Rishi Sunak and Jeremy Hunt have one, simple and overriding objective: After the chaos of the Johnson and Truss years they want to demonstrate some basic competence and to restore at least some of the government’s credibility. In this, Jeremy Hunt has had some success through the Budget announcement. Despite criticism from the right of his party that the country is experiencing the highest level of overall taxation since World War II, he has targeted money and Government investment at addressing some of the nation’s most pressing issues – childcare, a shrinking workforce and business investment. You can argue about whether these are fair (lifting the cap on lifetime pension saving) or will work in time (the extension of free childcare), but he has identified key issues, stated how he intends to tackle them and, notably, faced down strong calls from the right of his party for tax cuts, arguing that stability and sound money must be the priority.

But as the development and regeneration industries digest the detail of the Budget many will also be looking to see how it fits into a longer-term plan. And the answer to that is hard to find. Capable as they are, the Prime Minister and Chancellor cannot mask the fact that the past 13 years have been marked by ‘zigging’ and ‘zagging’ in the Government’s direction: First it was Cameron and Osborne’s austerity programme and attempts to devolve power, for example through their changes to the planning system; the upheaval of Brexit finally settled into a new Conservative coalition that fused the Home Counties with former Red Wall seats where there was a strong emphasis on (centrally-directed) Government support for deprived areas in the Midlands and the North; this then gave way to Liz Truss’s ill-fated libertarian experiment and, from the ashes of that, rose Sunak and Hunt’s modest ambition to demonstrate basic competence.

In addition to the difficult inheritance from his predecessors, Sunak must manage a Conservative Party with two main warring factions. Brexit has led to a major shift in internal Tory dynamics:

On the one hand you have the Singapore-on-Thames wing who want deregulation and tax cuts and argue that there is no point in having Brexit if you do not choose this path. In the face of this criticism, Hunt has repeatedly had to make the case for sound money – writing, for example, in the Sun on Sunday: “We believe in bringing tax rates down. But all I would say is you have to do so in a framework that is responsible for public finances. It has to be done in a responsible way.”

On the other hand, you have the Conservative MPs representing former Red Wall seats. A small state is the last thing their voters want. They voted Tory, many for the first time, because they thought the Government was going to give them extra help.

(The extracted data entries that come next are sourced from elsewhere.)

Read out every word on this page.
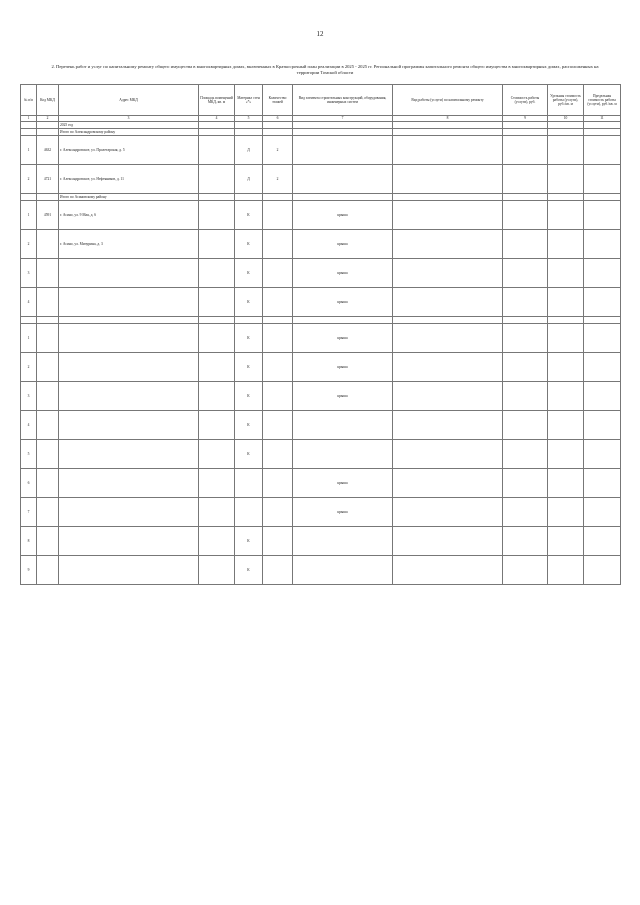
12
2. Перечень работ и услуг по капитальному ремонту общего имущества в многоквартирных домах, включенных в Краткосрочный план реализации в 2025 - 2025 гг. Региональной программы капитального ремонта общего имущества в многоквартирных домах, расположенных на территории Томской области
№ п/п	Код МКД	Адрес МКД	Площадь помещений МКД, кв. м	Материал стен «*»	Количество этажей	Вид элемента строительных конструкций, оборудования, инженерных систем	Вид работы (услуги) по капитальному ремонту	Стоимость работы (услуги), руб.	Удельная стоимость работы (услуги), руб./кв. м	Предельная стоимость работы (услуги), руб./кв. м
1	2	3	4	5	6	7	8	9	10	11
		2025 год								
		Итого по Александровскому району								
1	4632	г. Александровское, ул. Пролетарская, д. 5		Д	2					
2	4721	г. Александровское, ул. Нефтяников, д. 11		Д	2					
		Итого по Асиновскому району								
1	4591	г. Асино, ул. 9 Мая, д. 6		К		крыша				
2		г. Асино, ул. Мичурина, д. 3		К		крыша				
3				К		крыша				
4				К		крыша				

1				К		крыша				
2				К		крыша				
3				К		крыша				
4				К						
5				К						
6						крыша				
7						крыша				
8				К						
9				К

And in the midst of this battle of ideas you have Conservative MPs in southern Blue Wall seats, very concerned about the threat to them from the Liberal Democrats and, at a council level, swathes of independents and residents association councillors who have been campaigning strongly on the issue of perceived over-development. This concern led, late last year, to the Villiers-Seeley amendment to the Levelling Up & Regeneration Bill and incipient changes to the NPPF, which will diminish house building in many district and unitary authorities. This change has been about survival for Tory MPs and is not part of a longer-term strategy.

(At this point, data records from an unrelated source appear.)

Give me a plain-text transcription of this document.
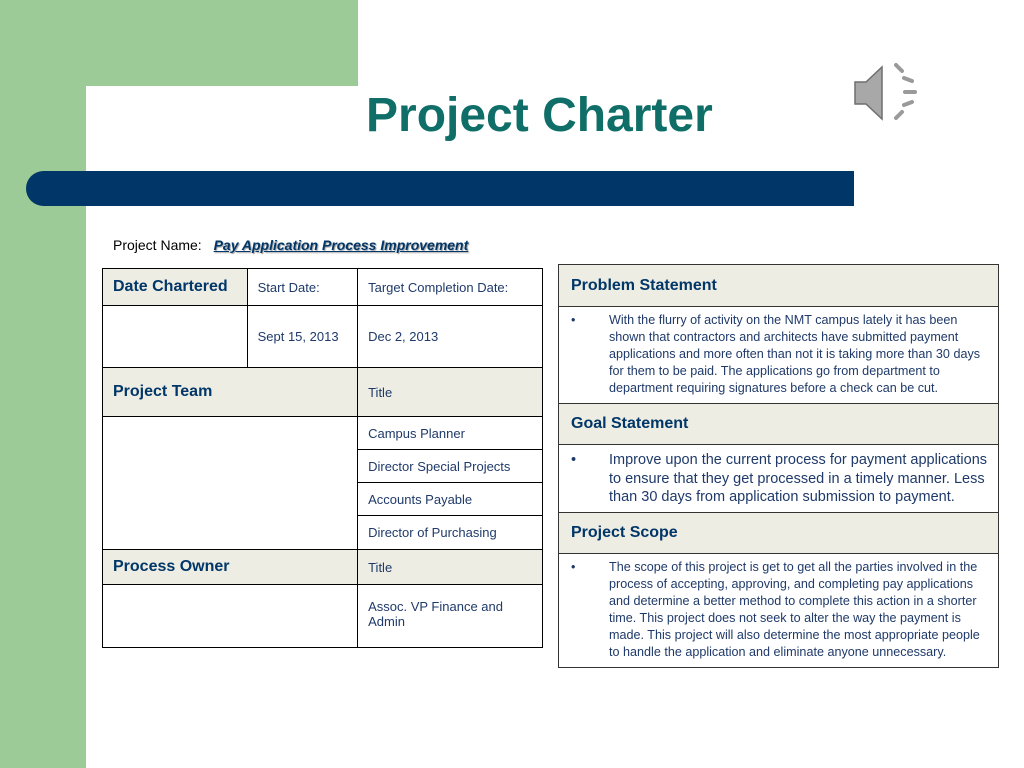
Project Charter
Project Name: Pay Application Process Improvement
Date Chartered	Start Date:	Target Completion Date:
	Sept 15, 2013	Dec 2, 2013
Project Team		Title
		Campus Planner
		Director Special Projects
		Accounts Payable
		Director of Purchasing
Process Owner		Title

		Assoc. VP Finance and Admin
Problem Statement

•	With the flurry of activity on the NMT campus lately it has been shown that contractors and architects have submitted payment applications and more often than not it is taking more than 30 days for them to be paid. The applications go from department to department requiring signatures before a check can be cut.

Goal Statement

•	Improve upon the current process for payment applications to ensure that they get processed in a timely manner. Less than 30 days from application submission to payment.

Project Scope

•	The scope of this project is get to get all the parties involved in the process of accepting, approving, and completing pay applications and determine a better method to complete this action in a shorter time. This project does not seek to alter the way the payment is made. This project will also determine the most appropriate people to handle the application and eliminate anyone unnecessary.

The Budget package has, nevertheless, seen a very interesting ‘zag’ for the regions. Hunt has announced a “devolution revolution”, under which Whitehall will cede unprecedented control over key budgets in areas such as education, transport and housing. This is being presented as the future of levelling up. This is very significant for the development and regeneration industries and will make understanding the politics and priorities of areas like Greater Manchester and the West Midlands much more important. Its impact for those regions is also potentially very positive.

Through their demonstration of basic political and economic competence, Sunak and Hunt are earning the right to be heard by voters, many of whom were repelled by the chaos and incompetence they witnessed in 2022. As they plot their way forward, they need to reconcile the competing factions and interests within the Conservative party and frame changes, such as the devolution of powers to the regions as part of a longer-term strategy that people can get behind.